The US women have been fighting since 2016 for equality with their male counterparts and are seeking back pay totalling nearly $67 million.
On 12 February, the union representing the US men's team issued a statement in support of the women, accusing the United States Soccer Federation (USSF) of engaging in a "false narrative" as the legal battle rumbles on.
A group of 28 players from the US women's national team has filed a class-action gender discrimination lawsuit against US Soccer with a trial expected to begin in May.
Rapinoe, who has been leading the demands for equality, said the US women were grateful for the support from the US men.
"It was much appreciated," Rapinoe told reporters ahead of the USA's SheBelieves Cup opener on Thursday.
"(The men) have been a little light on statements before, you need to be educated if you weigh in and it seems like they took time to make the statement they wanted but I have been saying for a long time that we all have to stand together.

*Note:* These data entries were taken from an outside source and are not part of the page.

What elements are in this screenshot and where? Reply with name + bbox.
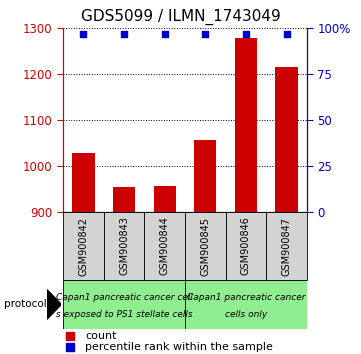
Bar (235, 38, 257, 212)
Bar (153, 186, 176, 212)
Point (284, 31, 290, 37)
Text: GSM900846: GSM900846 (241, 217, 251, 275)
Bar (63, 212, 104, 280)
Bar (113, 187, 135, 212)
Text: GSM900842: GSM900842 (78, 217, 88, 275)
Bar (194, 140, 217, 212)
Point (81, 31, 86, 37)
Bar (63, 280, 185, 329)
Text: GDS5099 / ILMN_1743049: GDS5099 / ILMN_1743049 (81, 9, 280, 25)
Text: GSM900844: GSM900844 (160, 217, 170, 275)
Text: Capan1 pancreatic cancer cell: Capan1 pancreatic cancer cell (56, 292, 192, 302)
Bar (104, 212, 144, 280)
Text: GSM900843: GSM900843 (119, 217, 129, 275)
Bar (144, 212, 185, 280)
Point (68, 333, 73, 339)
Bar (266, 212, 307, 280)
Polygon shape (47, 290, 61, 319)
Point (203, 31, 208, 37)
Point (121, 31, 127, 37)
Text: Capan1 pancreatic cancer: Capan1 pancreatic cancer (187, 292, 305, 302)
Text: s exposed to PS1 stellate cells: s exposed to PS1 stellate cells (56, 310, 192, 319)
Text: protocol: protocol (4, 299, 46, 309)
Point (243, 31, 249, 37)
Bar (72, 153, 95, 212)
Text: GSM900847: GSM900847 (282, 217, 292, 275)
Point (68, 344, 73, 350)
Bar (275, 68, 298, 212)
Text: GSM900845: GSM900845 (200, 217, 210, 275)
Text: cells only: cells only (225, 310, 267, 319)
Bar (226, 212, 266, 280)
Point (162, 31, 168, 37)
Bar (185, 212, 226, 280)
Bar (185, 280, 307, 329)
Text: percentile rank within the sample: percentile rank within the sample (85, 342, 273, 352)
Text: count: count (85, 331, 117, 341)
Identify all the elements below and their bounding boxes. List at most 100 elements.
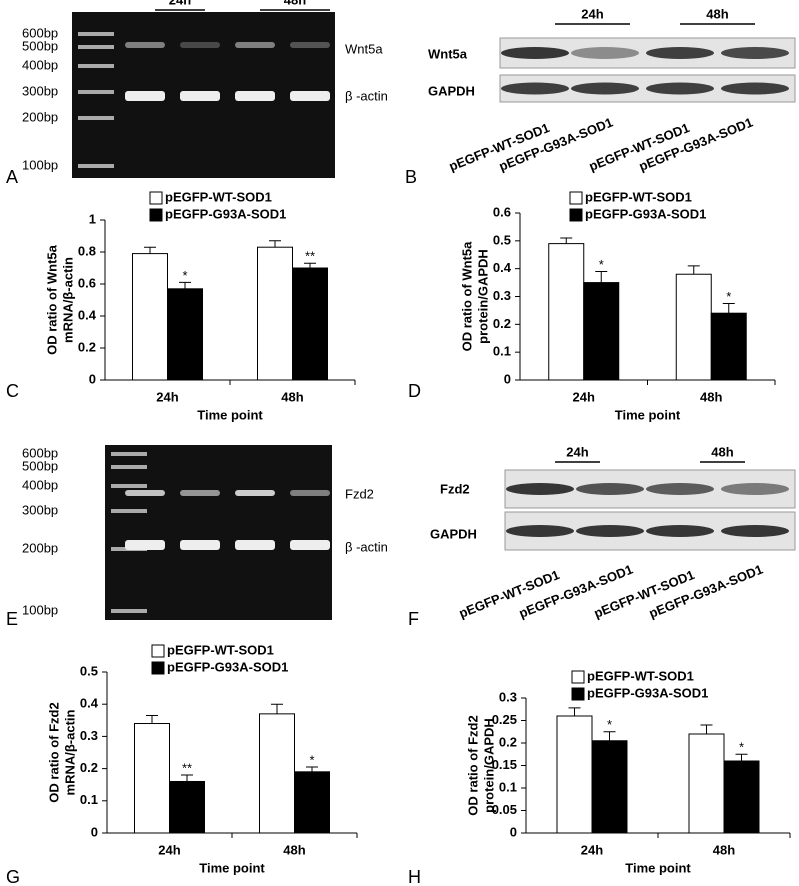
panel-label: A — [6, 167, 18, 187]
band — [125, 91, 165, 101]
bar — [723, 760, 760, 834]
band — [235, 91, 275, 101]
y-tick-label: 1 — [89, 211, 96, 226]
band — [506, 525, 574, 537]
panel-label: F — [408, 609, 419, 629]
y-axis-title: mRNA/β-actin — [60, 257, 75, 343]
y-tick-label: 0 — [89, 371, 96, 386]
band — [290, 42, 330, 48]
legend-label: pEGFP-WT-SOD1 — [167, 642, 274, 657]
error-bar — [568, 707, 581, 716]
marker-label: 300bp — [22, 502, 58, 517]
x-tick-label: 48h — [713, 842, 735, 857]
panel-label: E — [6, 609, 18, 629]
legend-label: pEGFP-G93A-SOD1 — [585, 206, 706, 221]
y-tick-label: 0.4 — [78, 307, 97, 322]
panel-label: B — [405, 167, 417, 187]
y-axis-title: OD ratio of Wnt5a — [459, 241, 474, 352]
error-bar — [146, 714, 158, 724]
significance: ** — [182, 760, 192, 775]
band — [721, 82, 789, 95]
band — [125, 42, 165, 48]
band — [721, 483, 789, 495]
band-label: Wnt5a — [428, 46, 468, 61]
y-tick-label: 0.2 — [80, 760, 98, 775]
group-label: 24h — [581, 6, 603, 21]
y-tick-label: 0.2 — [493, 316, 511, 331]
y-tick-label: 0.15 — [492, 757, 517, 772]
bar — [167, 288, 203, 381]
band-label: β -actin — [345, 539, 388, 554]
x-tick-label: 24h — [573, 389, 595, 404]
group-label: 24h — [169, 0, 191, 7]
error-bar — [595, 270, 608, 283]
bar — [583, 282, 620, 381]
marker-label: 400bp — [22, 477, 58, 492]
significance: * — [182, 268, 187, 283]
x-tick-label: 24h — [158, 842, 180, 857]
y-tick-label: 0 — [504, 371, 511, 386]
marker-label: 600bp — [22, 25, 58, 40]
legend-swatch — [151, 661, 165, 675]
error-bar — [603, 731, 616, 741]
error-bar — [181, 774, 193, 782]
y-axis-title: OD ratio of Fzd2 — [46, 702, 61, 802]
significance: * — [309, 752, 314, 767]
panel-label: C — [6, 381, 19, 401]
band — [576, 483, 644, 495]
group-label: 48h — [711, 444, 733, 459]
band — [180, 490, 220, 496]
bar — [294, 771, 330, 834]
band — [125, 490, 165, 496]
error-bar — [722, 302, 735, 314]
error-bar — [144, 246, 156, 254]
y-tick-label: 0.1 — [493, 344, 511, 359]
ladder-band — [111, 484, 147, 488]
error-bar — [687, 265, 700, 275]
y-tick-label: 0.1 — [499, 779, 517, 794]
x-tick-label: 24h — [156, 389, 178, 404]
x-axis-title: Time point — [615, 407, 681, 422]
x-tick-label: 48h — [700, 389, 722, 404]
ladder-band — [111, 609, 147, 613]
ladder-band — [78, 64, 114, 68]
bar — [132, 253, 168, 381]
y-tick-label: 0 — [510, 824, 517, 839]
y-tick-label: 0.2 — [78, 339, 96, 354]
legend-label: pEGFP-WT-SOD1 — [165, 189, 272, 204]
y-tick-label: 0 — [91, 824, 98, 839]
error-bar — [306, 766, 318, 772]
y-tick-label: 0.5 — [493, 232, 511, 247]
x-axis-title: Time point — [199, 860, 265, 875]
bar — [548, 243, 585, 381]
marker-label: 200bp — [22, 540, 58, 555]
y-axis-title: OD ratio of Wnt5a — [44, 244, 59, 355]
band — [180, 540, 220, 550]
significance: * — [726, 289, 731, 304]
bar — [257, 246, 293, 381]
legend-swatch — [149, 191, 163, 205]
x-tick-label: 48h — [283, 842, 305, 857]
band — [721, 525, 789, 537]
legend-label: pEGFP-G93A-SOD1 — [587, 685, 708, 700]
band — [646, 525, 714, 537]
bar — [556, 715, 593, 834]
bar — [292, 267, 328, 381]
significance: * — [599, 257, 604, 272]
error-bar — [700, 724, 713, 734]
x-axis-title: Time point — [625, 860, 691, 875]
significance: * — [607, 717, 612, 732]
legend-swatch — [571, 687, 585, 701]
lane-label: pEGFP-WT-SOD1 — [457, 567, 562, 621]
group-label: 24h — [566, 444, 588, 459]
band-label: Fzd2 — [345, 486, 374, 501]
band — [290, 540, 330, 550]
bar — [688, 733, 725, 834]
y-tick-label: 0.6 — [493, 204, 511, 219]
band-label: β -actin — [345, 88, 388, 103]
ladder-band — [78, 116, 114, 120]
panel-label: H — [408, 867, 421, 886]
y-tick-label: 0.4 — [493, 260, 512, 275]
error-bar — [304, 262, 316, 268]
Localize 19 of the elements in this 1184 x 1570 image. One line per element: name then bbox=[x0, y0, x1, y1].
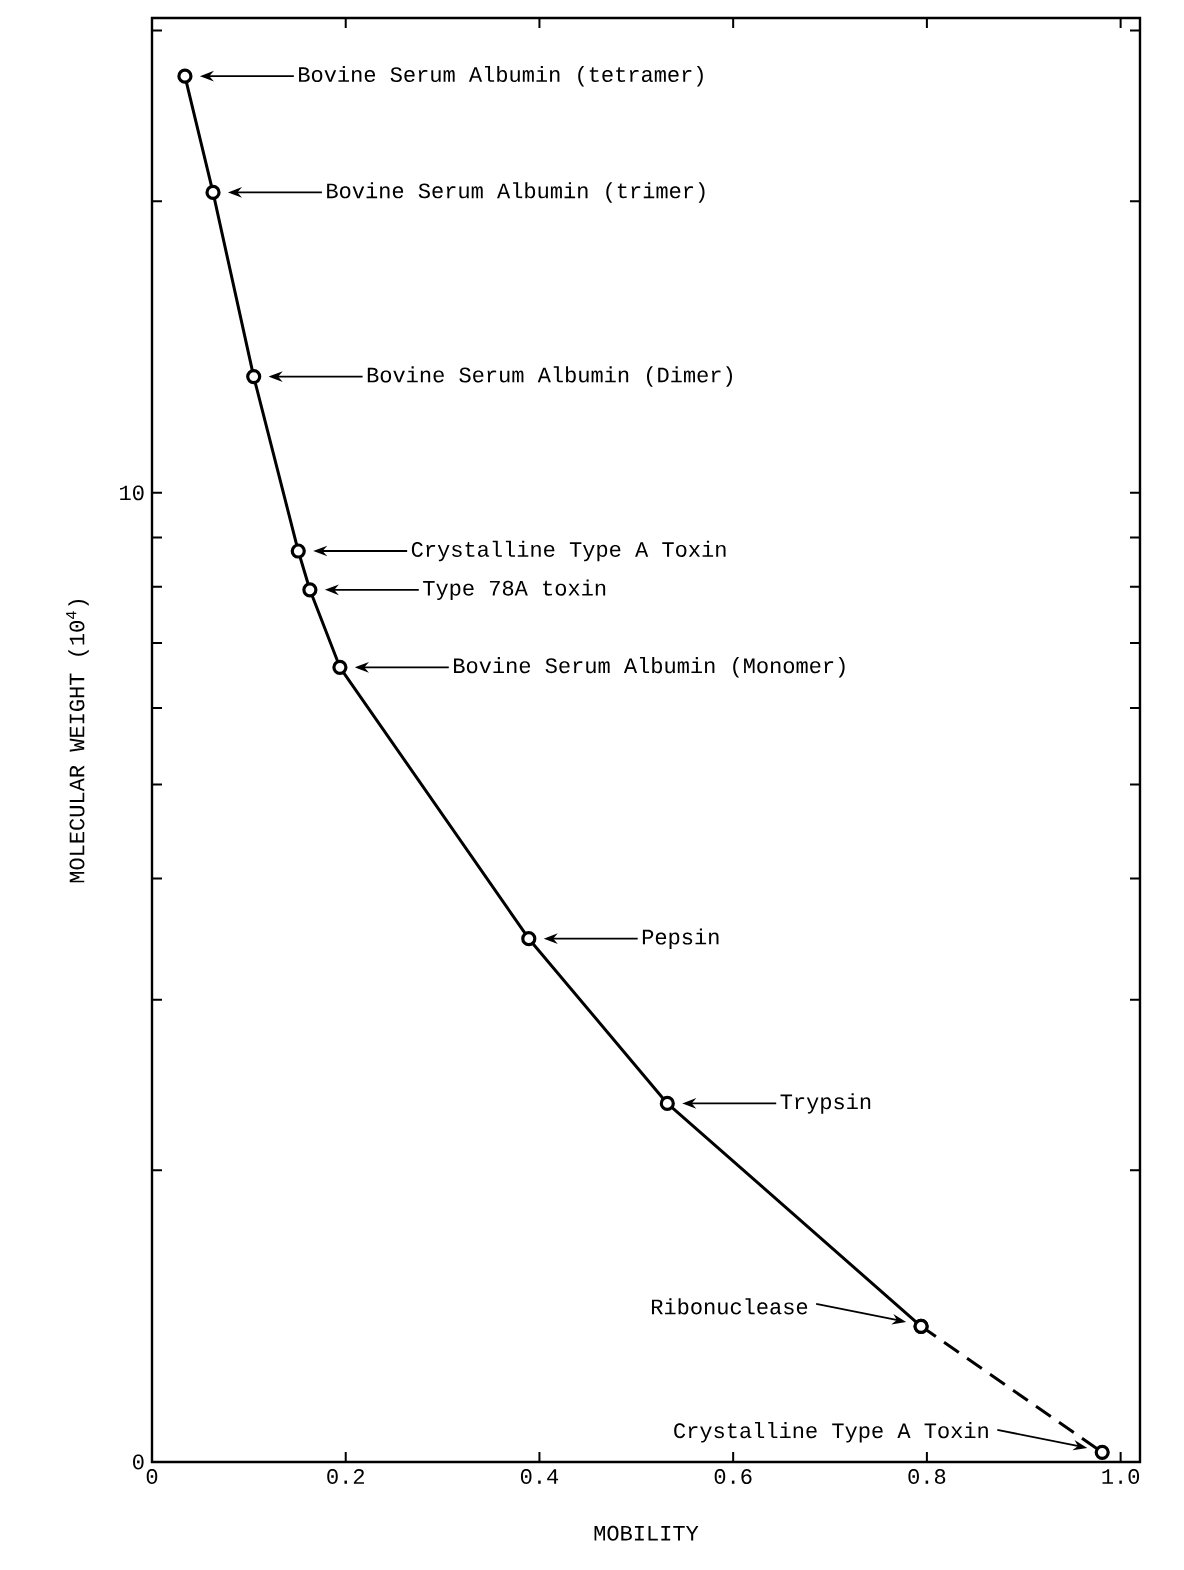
annotation: Crystalline Type A Toxin bbox=[674, 1422, 988, 1443]
annotation: Type 78A toxin bbox=[423, 579, 606, 601]
x-tick-label: 1.0 bbox=[1102, 1469, 1140, 1484]
y-axis-title: MOLECULAR WEIGHT (10$^{4}$) bbox=[66, 599, 89, 883]
annotation: Crystalline Type A Toxin bbox=[411, 540, 726, 562]
y-tick-label: 10 bbox=[120, 485, 144, 501]
annotation: Bovine Serum Albumin (Monomer) bbox=[454, 657, 845, 678]
x-tick-label: 0.2 bbox=[327, 1469, 364, 1484]
x-tick-label: 0.8 bbox=[908, 1469, 946, 1484]
annotation: Bovine Serum Albumin (tetramer) bbox=[299, 65, 703, 87]
annotation: Bovine Serum Albumin (Dimer) bbox=[367, 366, 732, 387]
x-axis-title: MOBILITY bbox=[594, 1525, 699, 1541]
annotation: Trypsin bbox=[780, 1093, 871, 1114]
x-tick-label: 0.4 bbox=[520, 1469, 559, 1484]
x-tick-label: 0.6 bbox=[714, 1469, 752, 1484]
annotation: Pepsin bbox=[642, 928, 719, 949]
annotation: Bovine Serum Albumin (trimer) bbox=[327, 182, 705, 203]
x-tick-label: 0 bbox=[146, 1469, 158, 1484]
annotation: Ribonuclease bbox=[651, 1298, 808, 1315]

"They think they deserve more money too and they said that. If they are being underpaid it's likely we are being underpaid too so it was a nice show of support and I look forward to more solidarity between the two teams."
Asked by AFP if a positive resolution will be forthcoming shortly, Rapinoe added: "I don't know about sooner rather than later, but I am very confident of a positive outcome."
Rapinoe's team-mate, midfielder Julie Ertz also thanked the men for their support.
"We know our platform and how important it is to make it better on and off the field. You fight for what you believe is right," Ertz said. "The support from the men is incredible. It's important. We can't do it alone. That was huge and great to hear."
In last month's statement, the US National Soccer Team Players Association said the USSF continued to "discriminate against the women in their wages and working conditions."
"They're trying to protect their monopoly, their massive revenue streams, and their continued ability to exploit US national team players," the statement said. "It's time for this to stop."